Espelho da sociedade americana, Hollywood erigiu ao longo dos anos uma imagem triunfante dos Estados Unidos, moldada principalmente através de filmes que promovem heróis indestrutíveis e a violência-espetáculo. Com o recente atentado, esta imagem pode ficar tão abalada quanto o muro que separa o rio Hudson dos escombros do World Trade Center. A maior indústria cinematográfica do planeta mergulhou num impasse criativo. Precisa decidir rapidamente os novos paradigmas de diversão. Sabe-se que produtores independentes – e oportunistas – já estão atrás dos sobreviventes para reconstituir nas telas o impacto dos últimos acontecimentos. Mas os grandes estúdios parecem perdidos nas suas decisões. Jorge Peregrino, vice-presidente da United International Pictures (UIP) para a América Latina e Caribe, diz que ainda não há diretrizes claras de como Hollywood irá se comportar. Ele deixa evidente, no entanto, que filmes violentos ou que façam alguma alusão ao terrorismo e atentados serão adiados por tempo indeterminado.

Todo o cuidado tem sido pouco. A DreamWorks, de Steven Spielberg, por exemplo, alterou a campanha publicitária de A última fortaleza (The last castle) – com estréia prevista no Brasil para o dia 16 de novembro – pensando em possíveis efeitos subliminares. “Havia a imagem de uma bandeira americana de cabeça para baixo e isso para eles poderia ser sinal de má sorte”, afirma Peregrino. Explosões também devem sumir das futuras produções. Peregrino aposta na alta de enredos leves, como comédias e histórias românticas. “Se houver guerra, e ela se prolongar, pode acontecer como na Segunda Guerra Mundial, com fitas ufanistas, feitas para aumentar a auto-estima dos americanos.”

Rodrigo Saturnino Braga, diretor geral da Columbia Tristar Buena Vista do Brasil, lembra que também pode se reproduzir a mesma situação ocorrida logo após o assassinato do presidente John Kennedy, em 1963. “Para superar o trauma, os americanos se voltaram para os filmes-família.

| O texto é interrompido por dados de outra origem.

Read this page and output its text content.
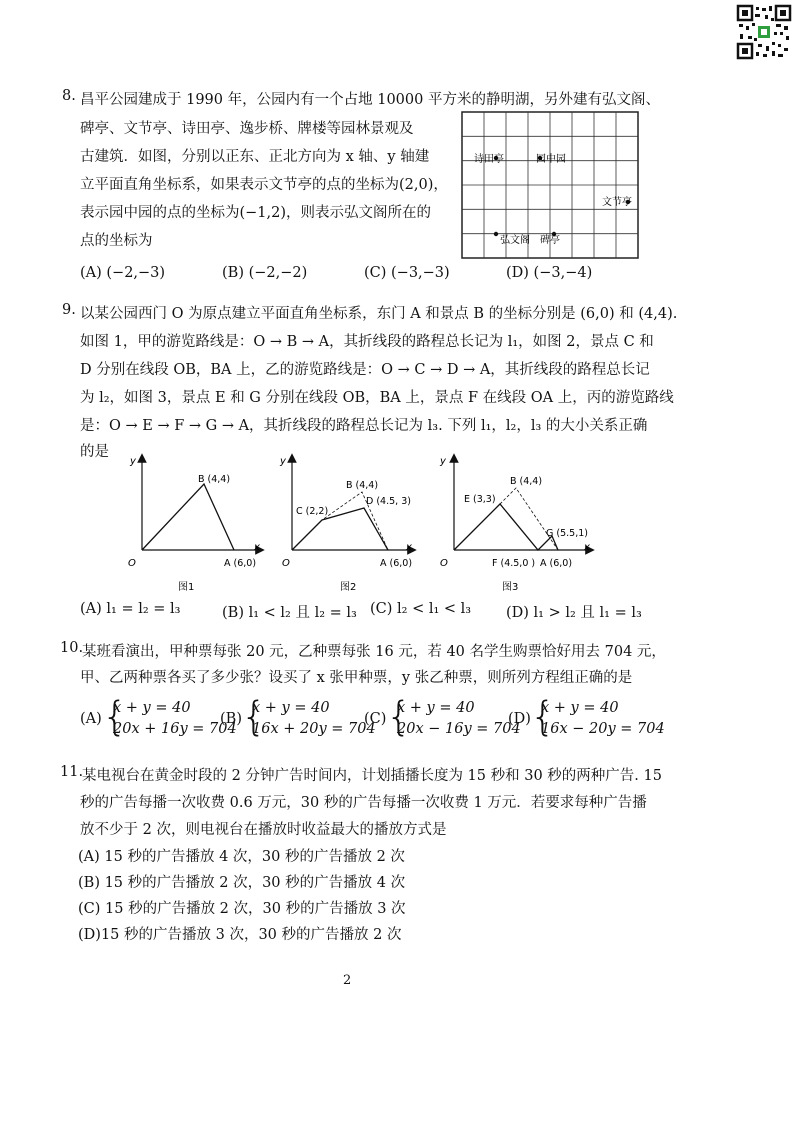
8. 昌平公园建成于 1990 年，公园内有一个占地 10000 平方米的静明湖，另外建有弘文阁、
碑亭、文节亭、诗田亭、逸步桥、牌楼等园林景观及
古建筑．如图，分别以正东、正北方向为 x 轴、y 轴建
立平面直角坐标系，如果表示文节亭的点的坐标为(2,0)，
表示园中园的点的坐标为(−1,2)，则表示弘文阁所在的
点的坐标为
诗田亭	园中园
文节亭
弘文阁 碑亭
(A) (−2,−3)	(B) (−2,−2)	(C) (−3,−3)	(D) (−3,−4)
9. 以某公园西门 O 为原点建立平面直角坐标系，东门 A 和景点 B 的坐标分别是 (6,0) 和 (4,4).
如图 1，甲的游览路线是：O → B → A，其折线段的路程总长记为 l₁，如图 2，景点 C 和
D 分别在线段 OB，BA 上，乙的游览路线是：O → C → D → A，其折线段的路程总长记
为 l₂，如图 3，景点 E 和 G 分别在线段 OB，BA 上，景点 F 在线段 OA 上，丙的游览路线
是：O → E → F → G → A，其折线段的路程总长记为 l₃. 下列 l₁，l₂，l₃ 的大小关系正确
的是
y
x
B (4,4)
O	A (6,0)
图1
y
x
B (4,4)
C (2,2)
D (4.5, 3)
O	A (6,0)
图2
y
x
B (4,4)
E (3,3)
G (5.5,1)
F (4.5,0 ) A (6,0)
O
图3
(A) l₁ = l₂ = l₃	(B) l₁ < l₂ 且 l₂ = l₃ (C) l₂ < l₁ < l₃ (D) l₁ > l₂ 且 l₁ = l₃
10.
某班看演出，甲种票每张 20 元，乙种票每张 16 元，若 40 名学生购票恰好用去 704 元，
甲、乙两种票各买了多少张？设买了 x 张甲种票，y 张乙种票，则所列方程组正确的是
(A) {
x + y = 40
20x + 16y = 704
(B) {
x + y = 40
16x + 20y = 704
(C) {
x + y = 40
20x − 16y = 704
(D) {
x + y = 40
16x − 20y = 704
11.
某电视台在黄金时段的 2 分钟广告时间内，计划插播长度为 15 秒和 30 秒的两种广告. 15
秒的广告每播一次收费 0.6 万元，30 秒的广告每播一次收费 1 万元．若要求每种广告播
放不少于 2 次，则电视台在播放时收益最大的播放方式是
(A) 15 秒的广告播放 4 次，30 秒的广告播放 2 次
(B) 15 秒的广告播放 2 次，30 秒的广告播放 4 次
(C) 15 秒的广告播放 2 次，30 秒的广告播放 3 次
(D)15 秒的广告播放 3 次，30 秒的广告播放 2 次
2
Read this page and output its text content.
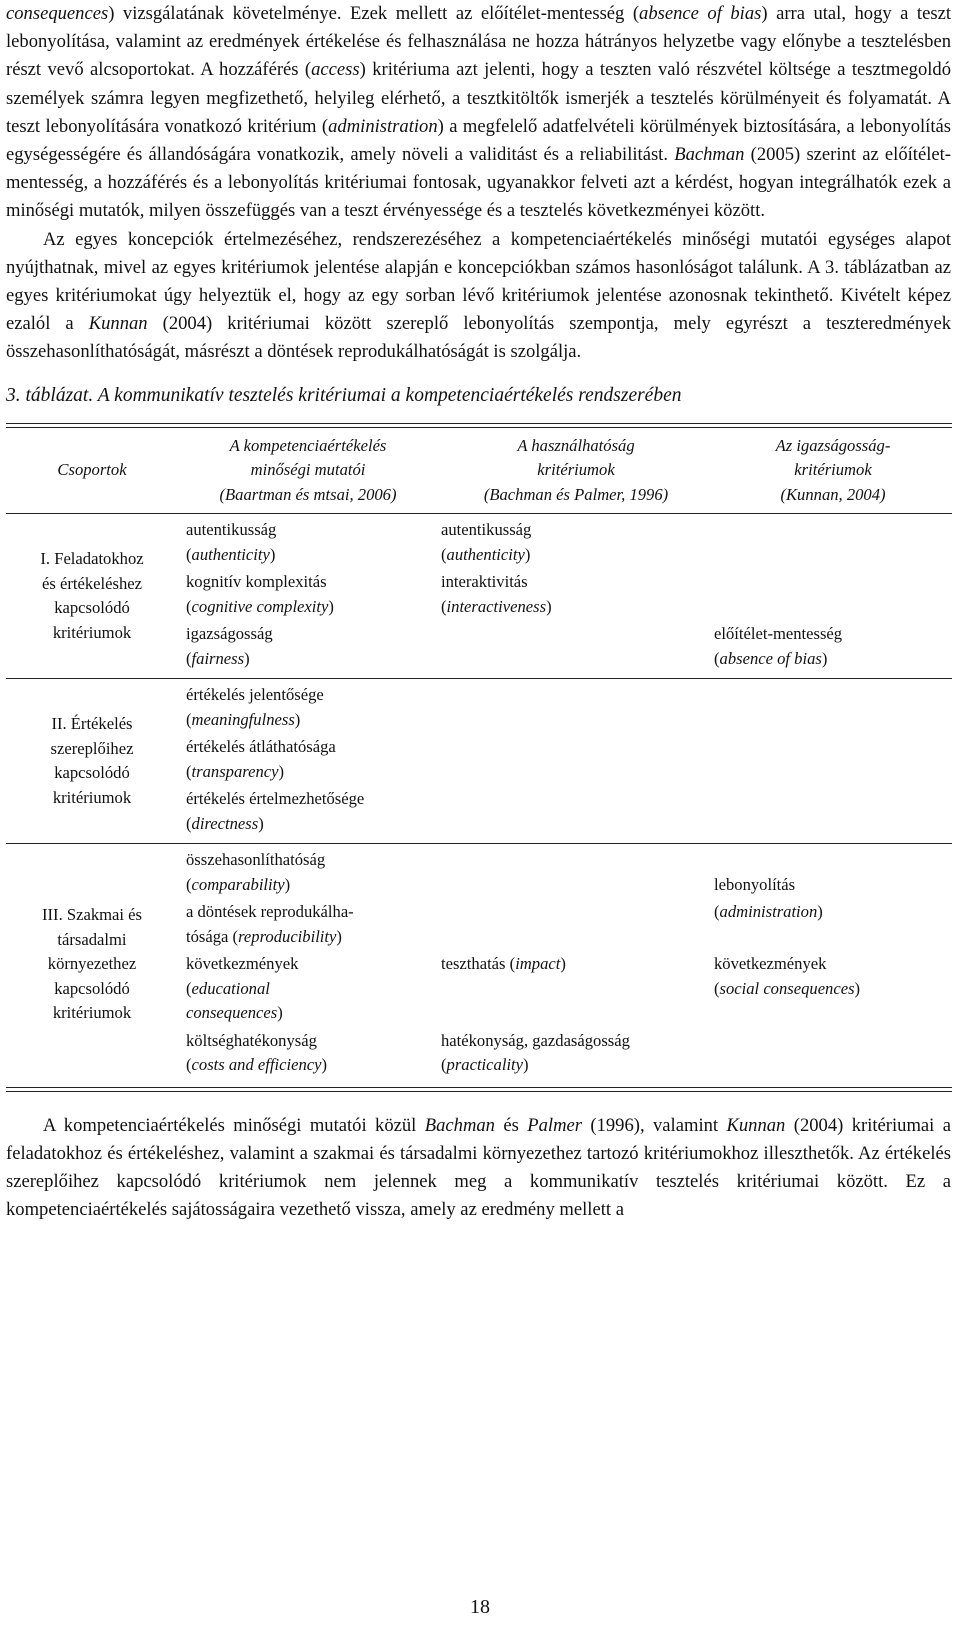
consequences) vizsgálatának követelménye. Ezek mellett az előítélet-mentesség (absence of bias) arra utal, hogy a teszt lebonyolítása, valamint az eredmények értékelése és felhasználása ne hozza hátrányos helyzetbe vagy előnybe a tesztelésben részt vevő alcsoportokat. A hozzáférés (access) kritériuma azt jelenti, hogy a teszten való részvétel költsége a tesztmegoldó személyek számra legyen megfizethető, helyileg elérhető, a tesztkitöltők ismerjék a tesztelés körülményeit és folyamatát. A teszt lebonyolítására vonatkozó kritérium (administration) a megfelelő adatfelvételi körülmények biztosítására, a lebonyolítás egységességére és állandóságára vonatkozik, amely növeli a validitást és a reliabilitást. Bachman (2005) szerint az előítélet-mentesség, a hozzáférés és a lebonyolítás kritériumai fontosak, ugyanakkor felveti azt a kérdést, hogyan integrálhatók ezek a minőségi mutatók, milyen összefüggés van a teszt érvényessége és a tesztelés következményei között.

Az egyes koncepciók értelmezéséhez, rendszerezéséhez a kompetenciaértékelés minőségi mutatói egységes alapot nyújthatnak, mivel az egyes kritériumok jelentése alapján e koncepciókban számos hasonlóságot találunk. A 3. táblázatban az egyes kritériumokat úgy helyeztük el, hogy az egy sorban lévő kritériumok jelentése azonosnak tekinthető. Kivételt képez ezalól a Kunnan (2004) kritériumai között szereplő lebonyolítás szempontja, mely egyrészt a teszteredmények összehasonlíthatóságát, másrészt a döntések reprodukálhatóságát is szolgálja.

3. táblázat. A kommunikatív tesztelés kritériumai a kompetenciaértékelés rendszerében
Csoportok
A kompetenciaértékelés
minőségi mutatói
(Baartman és mtsai, 2006)
A használhatóság
kritériumok
(Bachman és Palmer, 1996)
Az igazságosság-
kritériumok
(Kunnan, 2004)
I. Feladatokhoz
és értékeléshez
kapcsolódó
kritériumok
autentikusság
(authenticity)
autentikusság
(authenticity)
kognitív komplexitás
(cognitive complexity)
interaktivitás
(interactiveness)
igazságosság
(fairness)
előítélet-mentesség
(absence of bias)
II. Értékelés
szereplőihez
kapcsolódó
kritériumok
értékelés jelentősége
(meaningfulness)
értékelés átláthatósága
(transparency)
értékelés értelmezhetősége
(directness)
III. Szakmai és
társadalmi
környezethez
kapcsolódó
kritériumok
összehasonlíthatóság
(comparability)
	lebonyolítás
a döntések reprodukálha-
tósága (reproducibility)
(administration)
következmények
(educational
consequences)
teszthatás (impact)	következmények
(social consequences)
költséghatékonyság
(costs and efficiency)
hatékonyság, gazdaságosság
(practicality)

A kompetenciaértékelés minőségi mutatói közül Bachman és Palmer (1996), valamint Kunnan (2004) kritériumai a feladatokhoz és értékeléshez, valamint a szakmai és társadalmi környezethez tartozó kritériumokhoz illeszthetők. Az értékelés szereplőihez kapcsolódó kritériumok nem jelennek meg a kommunikatív tesztelés kritériumai között. Ez a kompetenciaértékelés sajátosságaira vezethető vissza, amely az eredmény mellett a

18
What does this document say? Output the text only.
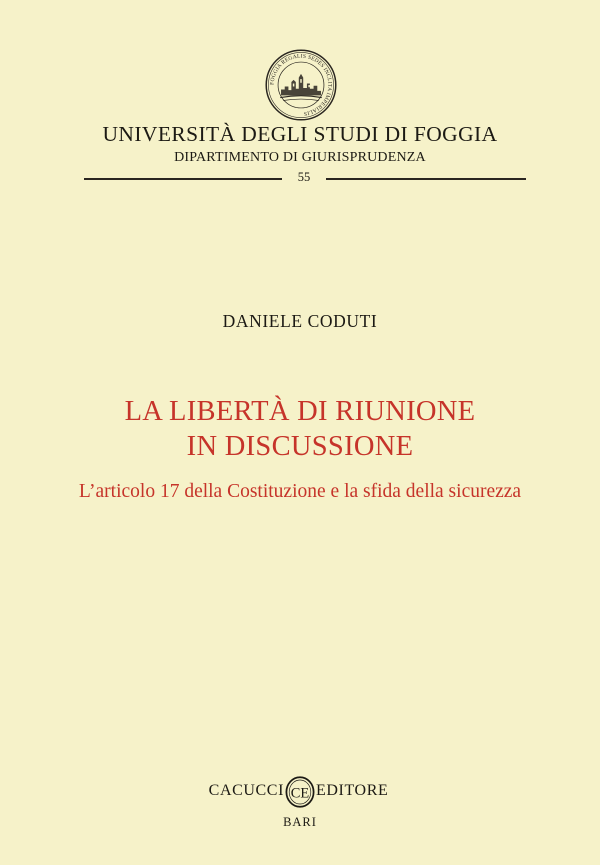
FOGGIA REGALIS SEDES INCLITA IMPERIALIS
UNIVERSITÀ DEGLI STUDI DI FOGGIA
DIPARTIMENTO DI GIURISPRUDENZA
55
DANIELE CODUTI
LA LIBERTÀ DI RIUNIONE
IN DISCUSSIONE
L’articolo 17 della Costituzione e la sfida della sicurezza
CACUCCI CE EDITORE
BARI
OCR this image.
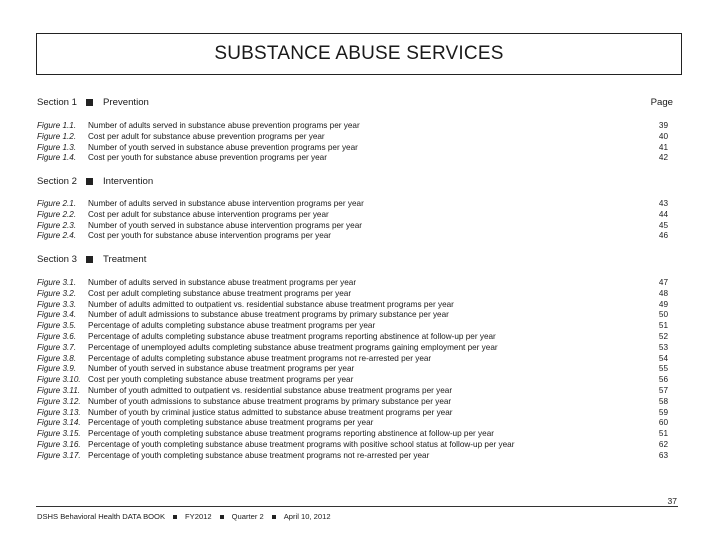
SUBSTANCE ABUSE SERVICES
Section 1	Prevention	Page
Figure 1.1.	Number of adults served in substance abuse prevention programs per year	39
Figure 1.2.	Cost per adult for substance abuse prevention programs per year	40
Figure 1.3.	Number of youth served in substance abuse prevention programs per year	41
Figure 1.4.	Cost per youth for substance abuse prevention programs per year	42
Section 2	Intervention
Figure 2.1.	Number of adults served in substance abuse intervention programs per year	43
Figure 2.2.	Cost per adult for substance abuse intervention programs per year	44
Figure 2.3.	Number of youth served in substance abuse intervention programs per year	45
Figure 2.4.	Cost per youth for substance abuse intervention programs per year	46
Section 3	Treatment
Figure 3.1.	Number of adults served in substance abuse treatment programs per year	47
Figure 3.2.	Cost per adult completing substance abuse treatment programs per year	48
Figure 3.3.	Number of adults admitted to outpatient vs. residential substance abuse treatment programs per year	49
Figure 3.4.	Number of adult admissions to substance abuse treatment programs by primary substance per year	50
Figure 3.5.	Percentage of adults completing substance abuse treatment programs per year	51
Figure 3.6.	Percentage of adults completing substance abuse treatment programs reporting abstinence at follow-up per year	52
Figure 3.7.	Percentage of unemployed adults completing substance abuse treatment programs gaining employment per year	53
Figure 3.8.	Percentage of adults completing substance abuse treatment programs not re-arrested per year	54
Figure 3.9.	Number of youth served in substance abuse treatment programs per year	55
Figure 3.10. Cost per youth completing substance abuse treatment programs per year	56
Figure 3.11. Number of youth admitted to outpatient vs. residential substance abuse treatment programs per year	57
Figure 3.12. Number of youth admissions to substance abuse treatment programs by primary substance per year	58
Figure 3.13. Number of youth by criminal justice status admitted to substance abuse treatment programs per year	59
Figure 3.14. Percentage of youth completing substance abuse treatment programs per year	60
Figure 3.15. Percentage of youth completing substance abuse treatment programs reporting abstinence at follow-up per year	51
Figure 3.16. Percentage of youth completing substance abuse treatment programs with positive school status at follow-up per year	62
Figure 3.17. Percentage of youth completing substance abuse treatment programs not re-arrested per year	63
37
DSHS Behavioral Health DATA BOOK	FY2012	Quarter 2	April 10, 2012
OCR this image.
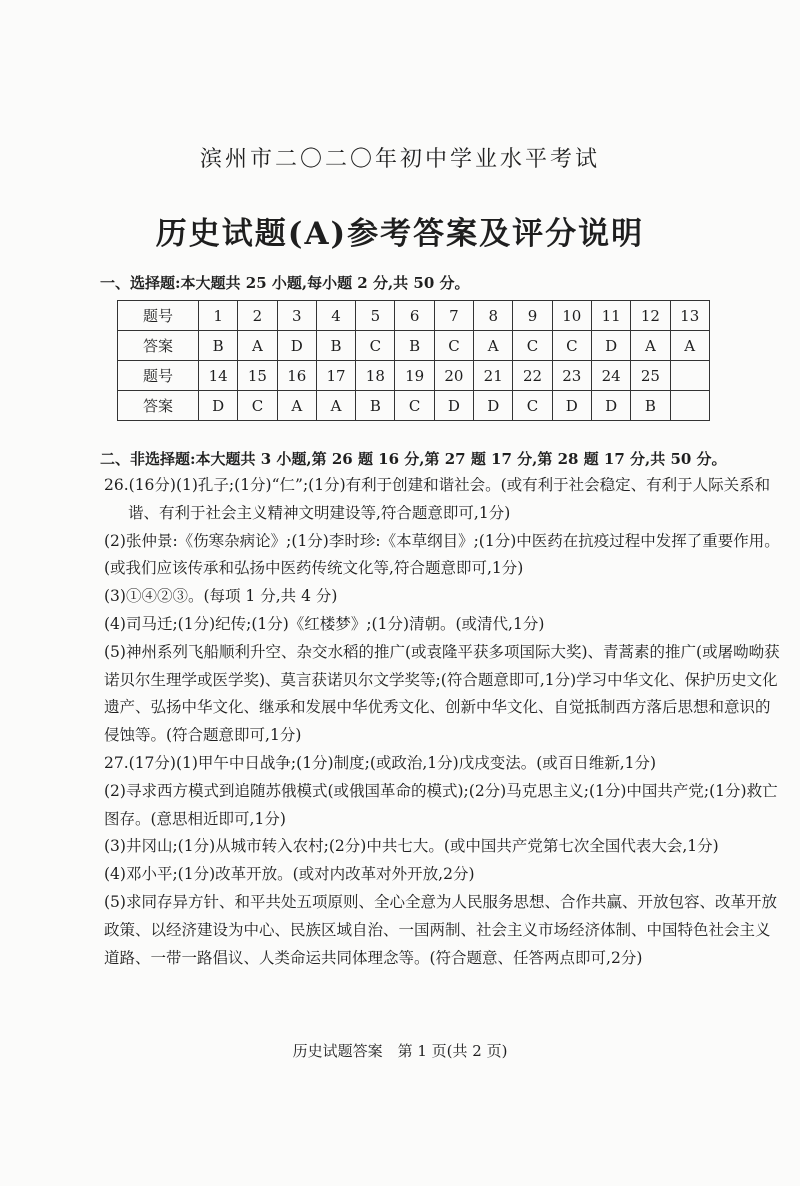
滨州市二〇二〇年初中学业水平考试
历史试题(A)参考答案及评分说明
一、选择题:本大题共 25 小题,每小题 2 分,共 50 分。
题号	1	2	3	4	5	6	7	8	9	10	11	12	13
答案	B	A	D	B	C	B	C	A	C	C	D	A	A
题号	14	15	16	17	18	19	20	21	22	23	24	25	
答案	D	C	A	A	B	C	D	D	C	D	D	B	
二、非选择题:本大题共 3 小题,第 26 题 16 分,第 27 题 17 分,第 28 题 17 分,共 50 分。

26.(16分)(1)孔子;(1分)“仁”;(1分)有利于创建和谐社会。(或有利于社会稳定、有利于人际关系和谐、有利于社会主义精神文明建设等,符合题意即可,1分)

(2)张仲景:《伤寒杂病论》;(1分)李时珍:《本草纲目》;(1分)中医药在抗疫过程中发挥了重要作用。(或我们应该传承和弘扬中医药传统文化等,符合题意即可,1分)

(3)①④②③。(每项 1 分,共 4 分)

(4)司马迁;(1分)纪传;(1分)《红楼梦》;(1分)清朝。(或清代,1分)

(5)神州系列飞船顺利升空、杂交水稻的推广(或袁隆平获多项国际大奖)、青蒿素的推广(或屠呦呦获诺贝尔生理学或医学奖)、莫言获诺贝尔文学奖等;(符合题意即可,1分)学习中华文化、保护历史文化遗产、弘扬中华文化、继承和发展中华优秀文化、创新中华文化、自觉抵制西方落后思想和意识的侵蚀等。(符合题意即可,1分)

27.(17分)(1)甲午中日战争;(1分)制度;(或政治,1分)戊戌变法。(或百日维新,1分)

(2)寻求西方模式到追随苏俄模式(或俄国革命的模式);(2分)马克思主义;(1分)中国共产党;(1分)救亡图存。(意思相近即可,1分)

(3)井冈山;(1分)从城市转入农村;(2分)中共七大。(或中国共产党第七次全国代表大会,1分)

(4)邓小平;(1分)改革开放。(或对内改革对外开放,2分)

(5)求同存异方针、和平共处五项原则、全心全意为人民服务思想、合作共赢、开放包容、改革开放政策、以经济建设为中心、民族区域自治、一国两制、社会主义市场经济体制、中国特色社会主义道路、一带一路倡议、人类命运共同体理念等。(符合题意、任答两点即可,2分)

历史试题答案　第 1 页(共 2 页)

Foi a época de grandes sucessos como A noviça rebelde e My fair lady.” Por enquanto, a Columbia enfrenta um problema mais urgente. O que fazer com Black hawk down, sem título em português, dirigido por Ridley Scott, com Ewan McGregor e Sam Shepard no elenco? Em fase de conclusão, o filme não poderia tocar em questão mais delicada: o sangrento conflito entre soldados americanos e guerrilheiros da Somália, desencadeado em outubro de 1993 e regado a tiroteios, explosões e muitas baixas. “O destino do filme, para nós, ainda é uma incógnita”, diz Braga.

Um sinal do que o público quer ver já foi dado. No final de semana pós-atentado, a grande bilheteria nos Estados Unidos coube a Hardball, com Keanu Reeves, um drama sobre beisebol que não tem nem cheiro de terrorista.